Print this article
Data Highlights Major Banks' COVID-19 Pain
Editorial Staff
16 September 2020
A study of the world’s 14 largest banks shows that they lost $635.33 billion in market value from December 2019 through to August this year, highlighting the scale of COVID-19’s impact on the financial sector. Source: Buy Shares.
Figures from Buy Shares, a financial information and education platform, noted that Wells Fargo recorded the biggest slump with a percentage change in the market capitalisation at -56.26 per cent followed by Spain’s Banco Santander at -46.16 per cent. JP Morgan’s market cap sagged by 30.16 per cent over that period. In the same timespan, Japan-based Mizuho Financial Group fell by the least of the 14 groups measured, down by 11.33 per cent.
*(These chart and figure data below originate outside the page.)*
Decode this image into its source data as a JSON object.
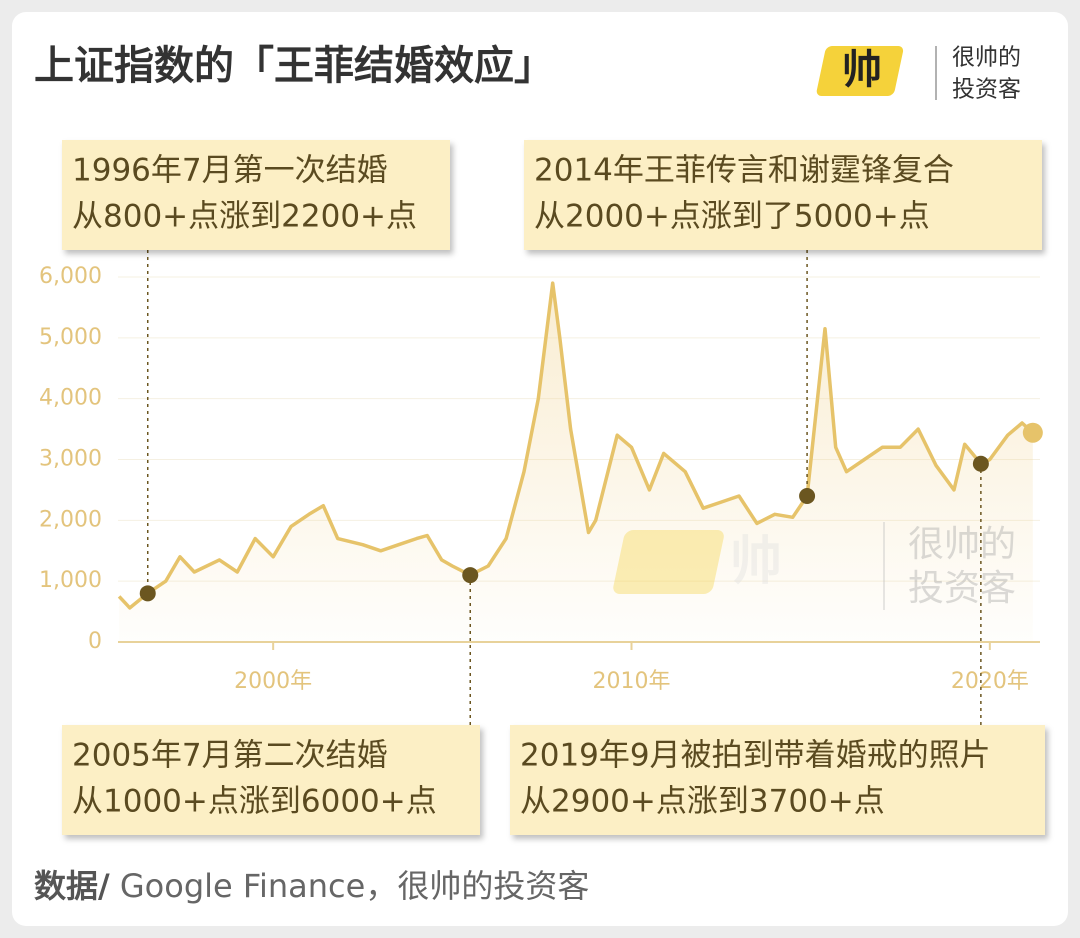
{
  "chart_data": {
    "type": "line",
    "title": "上证指数的「王菲结婚效应」",
    "logo": {
      "icon": "帅",
      "line1": "很帅的",
      "line2": "投资客"
    },
    "source_label": "数据/",
    "source": " Google Finance，很帅的投资客",
    "xlim": [
      1995.67,
      2021.4
    ],
    "ylim": [
      0,
      6000
    ],
    "xticks": [
      {
        "value": 2000,
        "label": "2000年"
      },
      {
        "value": 2010,
        "label": "2010年"
      },
      {
        "value": 2020,
        "label": "2020年"
      }
    ],
    "yticks": [
      0,
      {
        "value": 1000,
        "label": "1,000"
      },
      {
        "value": 2000,
        "label": "2,000"
      },
      {
        "value": 3000,
        "label": "3,000"
      },
      {
        "value": 4000,
        "label": "4,000"
      },
      {
        "value": 5000,
        "label": "5,000"
      },
      {
        "value": 6000,
        "label": "6,000"
      }
    ],
    "grid": true,
    "color": "#e6c36a",
    "x": [
      1995.7,
      1996.0,
      1996.5,
      1997.0,
      1997.4,
      1997.8,
      1998.5,
      1999.0,
      1999.5,
      2000.0,
      2000.5,
      2001.0,
      2001.4,
      2001.8,
      2002.5,
      2003.0,
      2003.5,
      2004.0,
      2004.3,
      2004.7,
      2005.0,
      2005.5,
      2006.0,
      2006.5,
      2007.0,
      2007.4,
      2007.8,
      2008.0,
      2008.3,
      2008.8,
      2009.0,
      2009.6,
      2010.0,
      2010.5,
      2010.9,
      2011.5,
      2012.0,
      2012.5,
      2013.0,
      2013.5,
      2014.0,
      2014.5,
      2014.9,
      2015.4,
      2015.7,
      2016.0,
      2016.5,
      2017.0,
      2017.5,
      2018.0,
      2018.5,
      2019.0,
      2019.3,
      2019.75,
      2020.0,
      2020.5,
      2020.9,
      2021.2
    ],
    "values": [
      750,
      560,
      800,
      1000,
      1400,
      1150,
      1350,
      1150,
      1700,
      1400,
      1900,
      2100,
      2240,
      1700,
      1600,
      1500,
      1600,
      1700,
      1750,
      1350,
      1250,
      1100,
      1250,
      1700,
      2800,
      4000,
      5900,
      5000,
      3500,
      1800,
      2000,
      3400,
      3200,
      2500,
      3100,
      2800,
      2200,
      2300,
      2400,
      1950,
      2100,
      2050,
      2400,
      5150,
      3200,
      2800,
      3000,
      3200,
      3200,
      3500,
      2900,
      2500,
      3250,
      2930,
      3000,
      3400,
      3600,
      3440
    ],
    "annotations": [
      {
        "x": 1996.5,
        "y": 800,
        "lines": [
          "1996年7月第一次结婚",
          "从800+点涨到2200+点"
        ]
      },
      {
        "x": 2005.5,
        "y": 1100,
        "lines": [
          "2005年7月第二次结婚",
          "从1000+点涨到6000+点"
        ]
      },
      {
        "x": 2014.9,
        "y": 2400,
        "lines": [
          "2014年王菲传言和谢霆锋复合",
          "从2000+点涨到了5000+点"
        ]
      },
      {
        "x": 2019.75,
        "y": 2930,
        "lines": [
          "2019年9月被拍到带着婚戒的照片",
          "从2900+点涨到3700+点"
        ]
      }
    ]
  }
}
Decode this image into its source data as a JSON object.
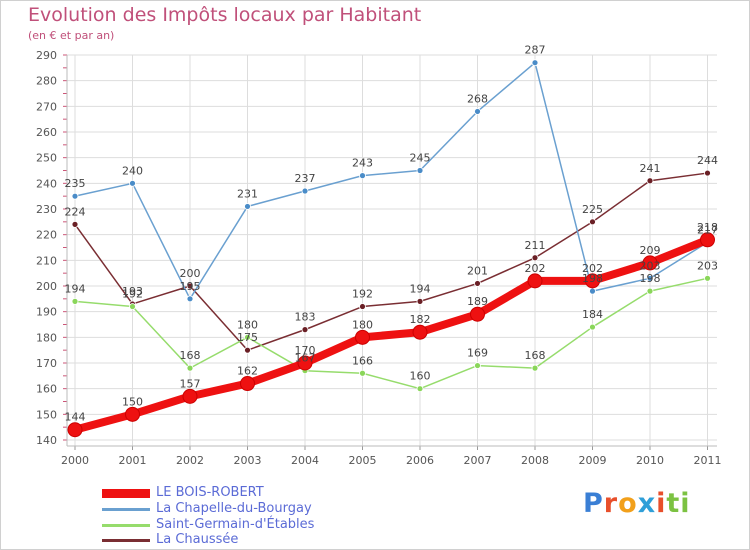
{
  "chart_data": {
    "type": "line",
    "title": "Evolution des Impôts locaux par Habitant",
    "subtitle": "(en € et par an)",
    "xlabel": "",
    "ylabel": "",
    "ylim": [
      140,
      290
    ],
    "yticks": [
      140,
      150,
      160,
      170,
      180,
      190,
      200,
      210,
      220,
      230,
      240,
      250,
      260,
      270,
      280,
      290
    ],
    "categories": [
      "2000",
      "2001",
      "2002",
      "2003",
      "2004",
      "2005",
      "2006",
      "2007",
      "2008",
      "2009",
      "2010",
      "2011"
    ],
    "series": [
      {
        "name": "LE BOIS-ROBERT",
        "color": "#ee1111",
        "emphasis": true,
        "values": [
          144,
          150,
          157,
          162,
          170,
          180,
          182,
          189,
          202,
          202,
          209,
          218
        ]
      },
      {
        "name": "La Chapelle-du-Bourgay",
        "color": "#6aa0d0",
        "values": [
          235,
          240,
          195,
          231,
          237,
          243,
          245,
          268,
          287,
          198,
          203,
          217
        ]
      },
      {
        "name": "Saint-Germain-d'Étables",
        "color": "#96dc6c",
        "values": [
          194,
          192,
          168,
          180,
          167,
          166,
          160,
          169,
          168,
          184,
          198,
          203
        ]
      },
      {
        "name": "La Chaussée",
        "color": "#7a2e33",
        "values": [
          224,
          193,
          200,
          175,
          183,
          192,
          194,
          201,
          211,
          225,
          241,
          244
        ]
      }
    ]
  },
  "logo": {
    "letters": [
      "P",
      "r",
      "o",
      "x",
      "i",
      "t",
      "i"
    ],
    "colors": [
      "#3a7fd5",
      "#e84f2b",
      "#f2a01b",
      "#2f9fd8",
      "#e84f2b",
      "#7cc242",
      "#7cc242"
    ]
  }
}
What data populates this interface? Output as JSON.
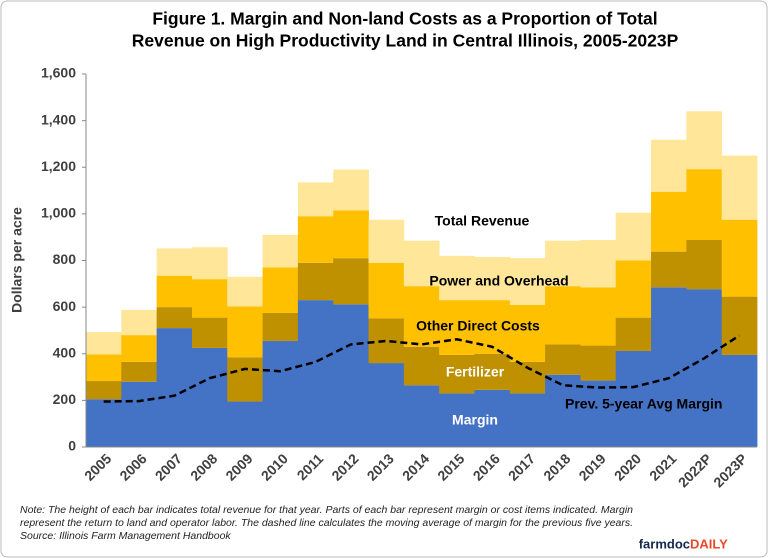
{
  "chart_data": {
    "type": "stacked_bar",
    "title": [
      "Figure 1. Margin and Non-land Costs as a Proportion of Total",
      "Revenue on High Productivity Land in Central Illinois, 2005-2023P"
    ],
    "y_label": "Dollars per acre",
    "categories": [
      "2005",
      "2006",
      "2007",
      "2008",
      "2009",
      "2010",
      "2011",
      "2012",
      "2013",
      "2014",
      "2015",
      "2016",
      "2017",
      "2018",
      "2019",
      "2020",
      "2021",
      "2022P",
      "2023P"
    ],
    "series": [
      {
        "name": "Margin",
        "color": "#4472c4",
        "values": [
          205,
          280,
          510,
          425,
          195,
          455,
          630,
          612,
          360,
          265,
          230,
          245,
          230,
          310,
          285,
          412,
          685,
          677,
          395
        ]
      },
      {
        "name": "Fertilizer",
        "color": "#bf9000",
        "values": [
          78,
          85,
          90,
          130,
          190,
          120,
          160,
          198,
          192,
          165,
          165,
          155,
          135,
          130,
          150,
          143,
          153,
          211,
          250
        ]
      },
      {
        "name": "Other Direct Costs",
        "color": "#ffc000",
        "values": [
          114,
          115,
          135,
          165,
          218,
          195,
          200,
          205,
          238,
          260,
          235,
          230,
          245,
          250,
          250,
          245,
          257,
          304,
          330
        ]
      },
      {
        "name": "Power and Overhead",
        "color": "#ffe699",
        "values": [
          96,
          108,
          117,
          137,
          127,
          140,
          145,
          175,
          185,
          195,
          190,
          185,
          200,
          195,
          203,
          205,
          223,
          248,
          275
        ]
      }
    ],
    "line": {
      "name": "Prev. 5-year Avg Margin",
      "color": "#000000",
      "dashed": true,
      "values": [
        195,
        197,
        220,
        295,
        335,
        325,
        365,
        440,
        455,
        440,
        462,
        430,
        340,
        265,
        255,
        257,
        295,
        380,
        478
      ]
    },
    "total_label": "Total Revenue",
    "ylim": [
      0,
      1600
    ],
    "yticks": [
      0,
      200,
      400,
      600,
      800,
      {
        "value": 1000,
        "label": "1,000"
      },
      {
        "value": 1200,
        "label": "1,200"
      },
      {
        "value": 1400,
        "label": "1,400"
      },
      {
        "value": 1600,
        "label": "1,600"
      }
    ],
    "grid": false,
    "note": [
      "Note: The height of each bar indicates total revenue for that year. Parts of each bar represent margin or cost items indicated. Margin",
      "represent the return to land and operator labor. The dashed line calculates the moving average of margin for the previous five years.",
      "Source: Illinois Farm Management Handbook"
    ],
    "logo": [
      "farmdoc",
      "DAILY"
    ]
  }
}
“The drop in valuations for the selected banks could have been much worse if there was no intervention from central banks,” the report said. “The immediate measures taken by regulators to ease restrictions on liquidity and capital, banks have proved beneficial. Although the measures put in place by authorities helped banks, they still face some immediate pressures on their capital and liquidity position, as the length and severity of the outbreak remain uncertain.”
“After the pandemic, most banks should leverage on digital banking to keep their business afloat. Traditional banks that take lessons from digital financial institutions will find themselves more prepared to compete with challenger banks even after the coronavirus pandemic. Before the pandemic, challenger banks were already on the rise, posing a great competition for traditional banks," the report continued.
“Early indicators show that most banks will struggle to generate profits due to a sustained period of low-interest rates in the course of the health crisis. Despite the gloomy future in regards to profitability, banks need to start plotting their post-COVID-19 future,” it added.